Rain Tree and the Ubin Island ferry
We left the beautiful home of friends in Holland Village and moved east to Changi Point to spend a fews days at Aloha Changi resort in one of the disused RAF officers' houses; built in the 1960,70 and 80s. They are set amid unspoilt grounds of rainforest  trees and other plants and the morning air is filled with the shrieks of tropical birds and the constant
Our bungalow
trill of cicadas. This huge Rain Tree, with its Bird Nets Ferns and creepers. I got the distinct feeling that if the gardeners didn't turn up for a few weeks, the rainforest would quickly take over again and the few buildings would be lost from sight.

Singapore Changi airport is situated close to the point and that whole district is still littered with the military and trading remnants of British occupation that was started by Sir Stamford Raffles back in 1816. 

Old Changi Prison
At the top of this post, I include a picture and drawing of Jim Thompson Thai restaurant that is housed in  one of the many listed military barracks and mess buildings on the island.

Another poignant relic is part of the original wall of the infamous Changi Prison which still stands as a memorial to all those who lost their lives at the hands of the Japanese army that occupied the island for three years during WW2

Map showing the route from Holland Village to Fairy Point
This view is from the beach below our bungalow at 7am one morning.

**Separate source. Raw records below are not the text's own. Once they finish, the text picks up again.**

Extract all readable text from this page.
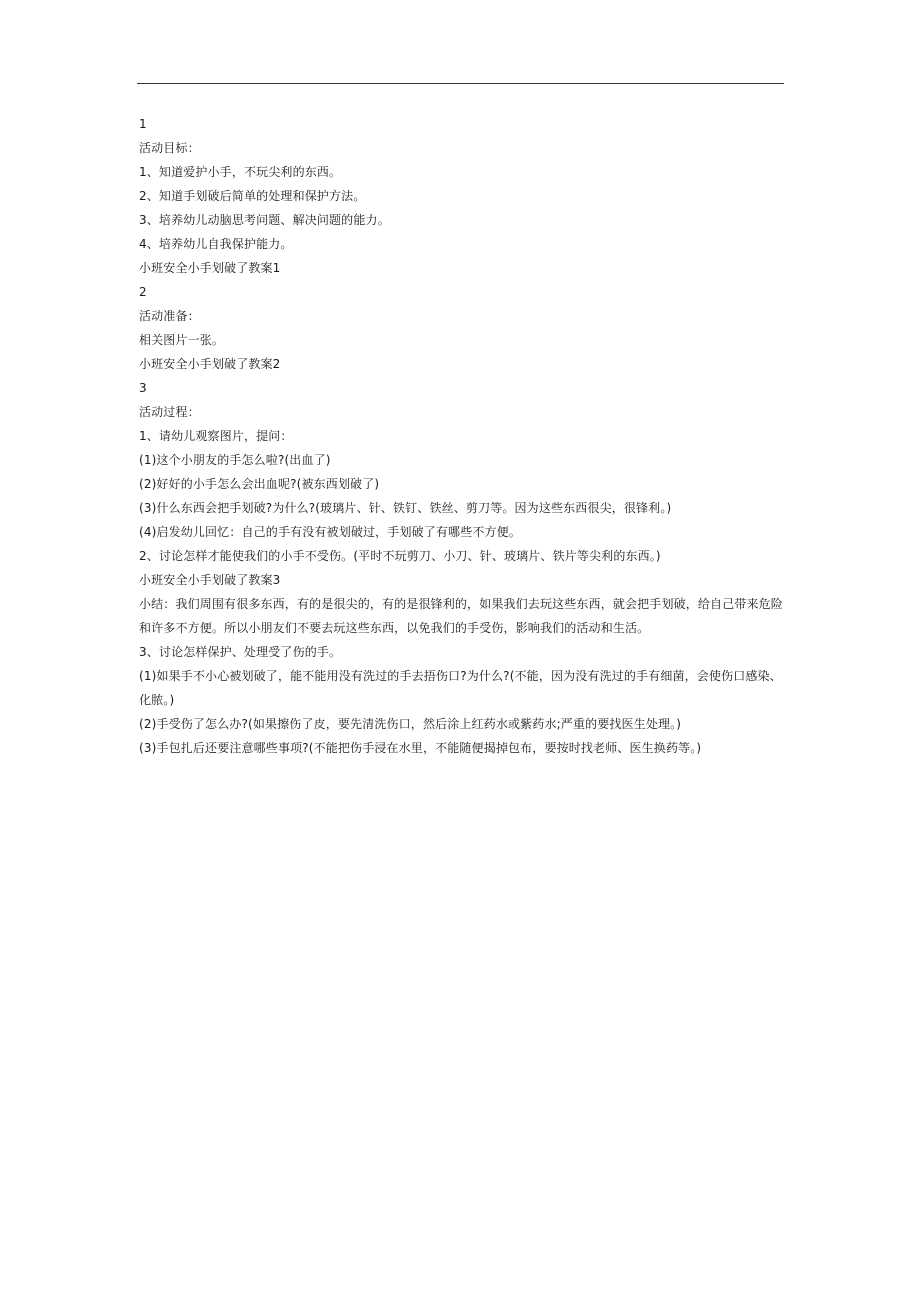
1
活动目标：
1、知道爱护小手，不玩尖利的东西。
2、知道手划破后简单的处理和保护方法。
3、培养幼儿动脑思考问题、解决问题的能力。
4、培养幼儿自我保护能力。
小班安全小手划破了教案1
2
活动准备：
相关图片一张。
小班安全小手划破了教案2
3
活动过程：
1、请幼儿观察图片，提问：
(1)这个小朋友的手怎么啦?(出血了)
(2)好好的小手怎么会出血呢?(被东西划破了)
(3)什么东西会把手划破?为什么?(玻璃片、针、铁钉、铁丝、剪刀等。因为这些东西很尖，很锋利。)
(4)启发幼儿回忆：自己的手有没有被划破过，手划破了有哪些不方便。
2、讨论怎样才能使我们的小手不受伤。(平时不玩剪刀、小刀、针、玻璃片、铁片等尖利的东西。)
小班安全小手划破了教案3
小结：我们周围有很多东西，有的是很尖的，有的是很锋利的，如果我们去玩这些东西，就会把手划破，给自己带来危险和许多不方便。所以小朋友们不要去玩这些东西，以免我们的手受伤，影响我们的活动和生活。
3、讨论怎样保护、处理受了伤的手。
(1)如果手不小心被划破了，能不能用没有洗过的手去捂伤口?为什么?(不能，因为没有洗过的手有细菌，会使伤口感染、化脓。)
(2)手受伤了怎么办?(如果擦伤了皮，要先清洗伤口，然后涂上红药水或紫药水;严重的要找医生处理。)
(3)手包扎后还要注意哪些事项?(不能把伤手浸在水里，不能随便揭掉包布，要按时找老师、医生换药等。)
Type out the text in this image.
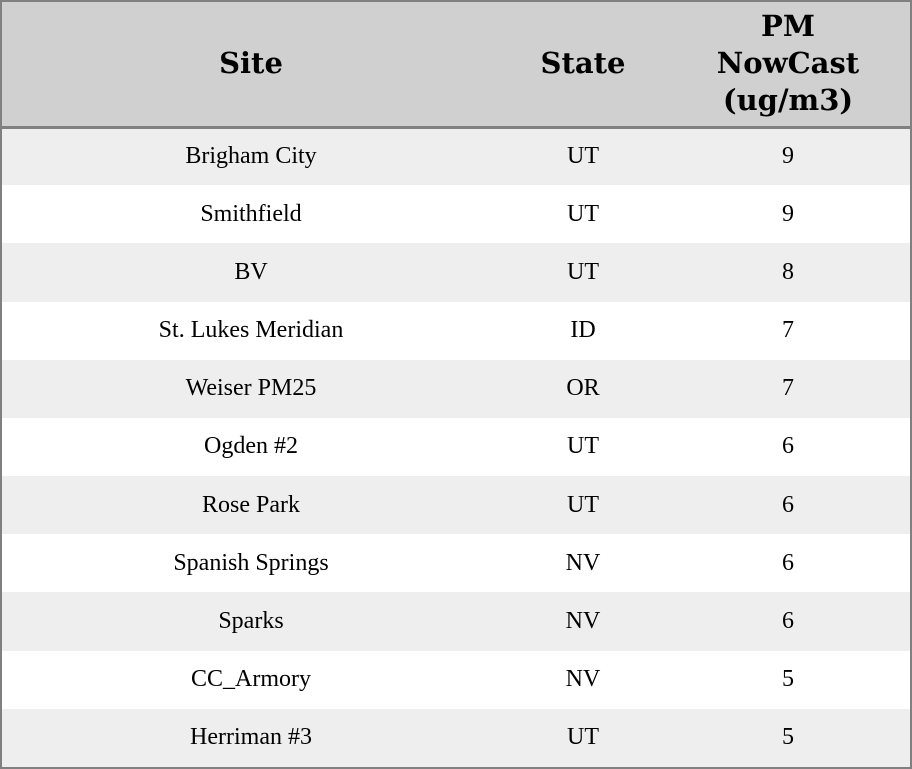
Site	State	PM NowCast (ug/m3)
Brigham City	UT	9
Smithfield	UT	9
BV	UT	8
St. Lukes Meridian	ID	7
Weiser PM25	OR	7
Ogden #2	UT	6
Rose Park	UT	6
Spanish Springs	NV	6
Sparks	NV	6
CC_Armory	NV	5
Herriman #3	UT	5
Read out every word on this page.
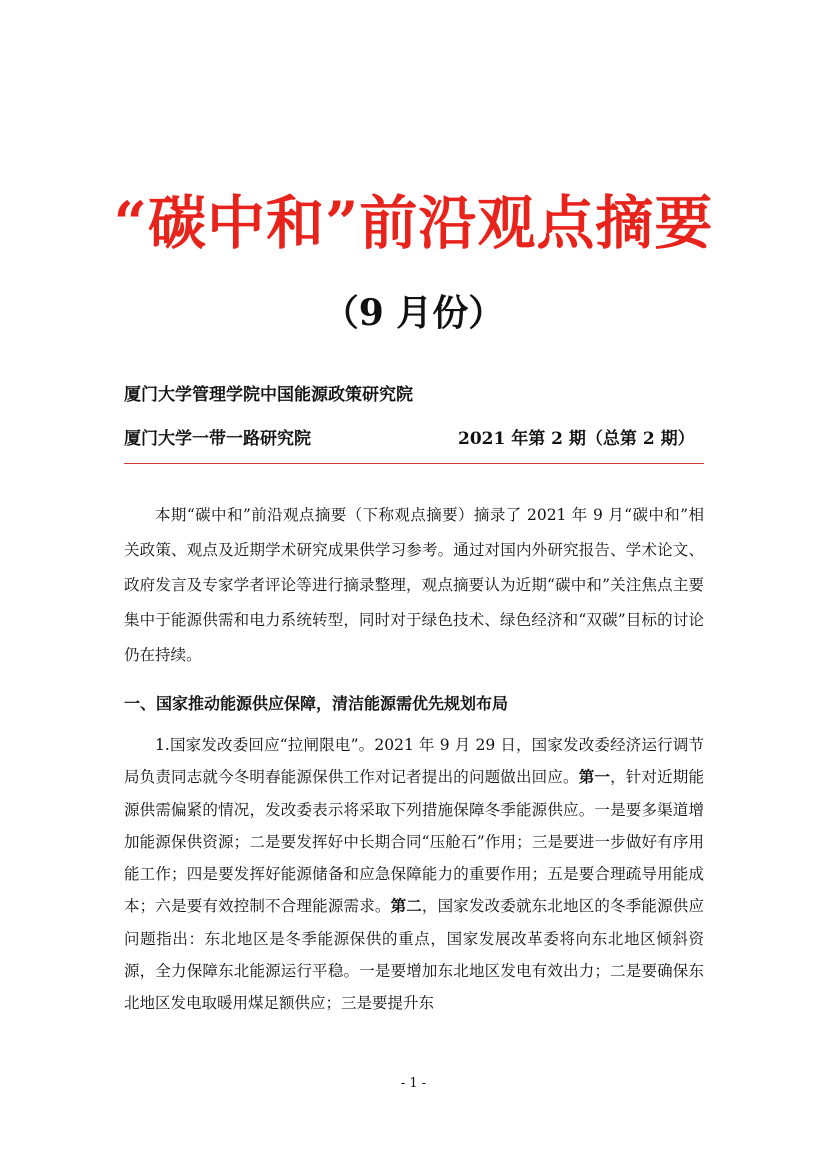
“碳中和”前沿观点摘要
（9 月份）
厦门大学管理学院中国能源政策研究院
厦门大学一带一路研究院	2021 年第 2 期（总第 2 期）

本期“碳中和”前沿观点摘要（下称观点摘要）摘录了 2021 年 9 月“碳中和”相关政策、观点及近期学术研究成果供学习参考。通过对国内外研究报告、学术论文、政府发言及专家学者评论等进行摘录整理，观点摘要认为近期“碳中和”关注焦点主要集中于能源供需和电力系统转型，同时对于绿色技术、绿色经济和“双碳”目标的讨论仍在持续。

一、国家推动能源供应保障，清洁能源需优先规划布局

1.国家发改委回应“拉闸限电”。2021 年 9 月 29 日，国家发改委经济运行调节局负责同志就今冬明春能源保供工作对记者提出的问题做出回应。第一，针对近期能源供需偏紧的情况，发改委表示将采取下列措施保障冬季能源供应。一是要多渠道增加能源保供资源；二是要发挥好中长期合同“压舱石”作用；三是要进一步做好有序用能工作；四是要发挥好能源储备和应急保障能力的重要作用；五是要合理疏导用能成本；六是要有效控制不合理能源需求。第二，国家发改委就东北地区的冬季能源供应问题指出：东北地区是冬季能源保供的重点，国家发展改革委将向东北地区倾斜资源，全力保障东北能源运行平稳。一是要增加东北地区发电有效出力；二是要确保东北地区发电取暖用煤足额供应；三是要提升东

- 1 -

You can see what a busy place it still is. huge container ships and all manner of small craft criss cross through these straits  24 hours a day and approaching aircraft glide over the waters in their final approaches to the airport. The land in the distance is Indonesia.

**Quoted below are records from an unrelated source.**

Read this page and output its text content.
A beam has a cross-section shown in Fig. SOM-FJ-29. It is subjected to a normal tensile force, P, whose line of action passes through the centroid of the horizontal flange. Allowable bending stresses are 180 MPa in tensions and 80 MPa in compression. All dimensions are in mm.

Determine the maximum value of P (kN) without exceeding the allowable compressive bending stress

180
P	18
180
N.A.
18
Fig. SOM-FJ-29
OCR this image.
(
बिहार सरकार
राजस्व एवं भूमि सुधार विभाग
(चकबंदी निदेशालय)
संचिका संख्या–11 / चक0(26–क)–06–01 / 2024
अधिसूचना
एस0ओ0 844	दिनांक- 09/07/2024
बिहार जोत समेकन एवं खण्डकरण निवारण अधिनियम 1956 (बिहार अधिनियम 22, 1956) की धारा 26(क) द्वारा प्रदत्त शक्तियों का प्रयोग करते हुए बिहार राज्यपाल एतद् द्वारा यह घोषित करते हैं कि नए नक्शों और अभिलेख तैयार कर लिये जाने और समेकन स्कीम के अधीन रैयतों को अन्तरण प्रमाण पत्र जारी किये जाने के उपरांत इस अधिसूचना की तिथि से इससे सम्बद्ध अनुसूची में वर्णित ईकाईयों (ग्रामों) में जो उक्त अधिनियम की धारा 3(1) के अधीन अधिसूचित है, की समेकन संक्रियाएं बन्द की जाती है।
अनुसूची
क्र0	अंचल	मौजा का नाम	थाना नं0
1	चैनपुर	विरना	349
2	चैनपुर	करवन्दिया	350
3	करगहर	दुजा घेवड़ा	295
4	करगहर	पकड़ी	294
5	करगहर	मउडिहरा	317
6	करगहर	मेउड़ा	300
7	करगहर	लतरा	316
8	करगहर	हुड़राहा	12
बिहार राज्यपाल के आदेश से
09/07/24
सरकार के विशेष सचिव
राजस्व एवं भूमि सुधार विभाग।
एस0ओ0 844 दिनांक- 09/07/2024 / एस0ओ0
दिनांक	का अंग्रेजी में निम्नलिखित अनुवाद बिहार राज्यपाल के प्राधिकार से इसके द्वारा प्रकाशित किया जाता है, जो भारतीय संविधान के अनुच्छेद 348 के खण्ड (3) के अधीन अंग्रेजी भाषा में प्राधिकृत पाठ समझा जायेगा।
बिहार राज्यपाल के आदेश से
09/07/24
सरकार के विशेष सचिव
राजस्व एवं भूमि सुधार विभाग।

Geoff and Hui-yen wander through the mangroves

We took a trip across the straits to Ubin Island and took a tour on foot and in a little van around this nature reserve. The most enjoyable part was the walk we took along a raised boardwalk through mangrove swamp, water coconut groves and out onto the sea where we could look down upon coral beds. It was so beautiful.

For another perspective on life in Singapore, I spent Friday 18th October 2013  in a doctor's surgery followed by a trip to A&E and the Opthamological Dept of Changi  General Hospital. I was taken there by a taxi driver who has definitely missed his calling as a tour guide. 

He drove past the Changi museum , the massive gun built to defend the island from invasion from the sea ( the Japanese came overland from behind!), the prison, the army barracks and so on. He was full of personal memories and urban myths. It was he who told me uncomfortable stories about the Prison wall and then revealed that the Japanese high school's proximity to the prison was no planning error and so on!  He certainly kept me amused. But then he revealed the local name for Changi General Hospital......... CGH .... which stands for 'Can't Go Home'!!!!!!  It seems the Singaporeans love to use the initials of   the big institutions on the island to make up new names! 

Well, I was very well looked after by the doctors and staff there. It was a super modern facility where the A&E department felt more like a shopping mall than a medical facility. The lovely receptionists all wear pink outfits, the same colours as the beautiful bougainvillea that decorates the whole city. 

I had a wonderful week with some remarkable people who I will never forget. Thank you all for your generous hospitality, delightful company and for sharing your city with me. I will be back soon.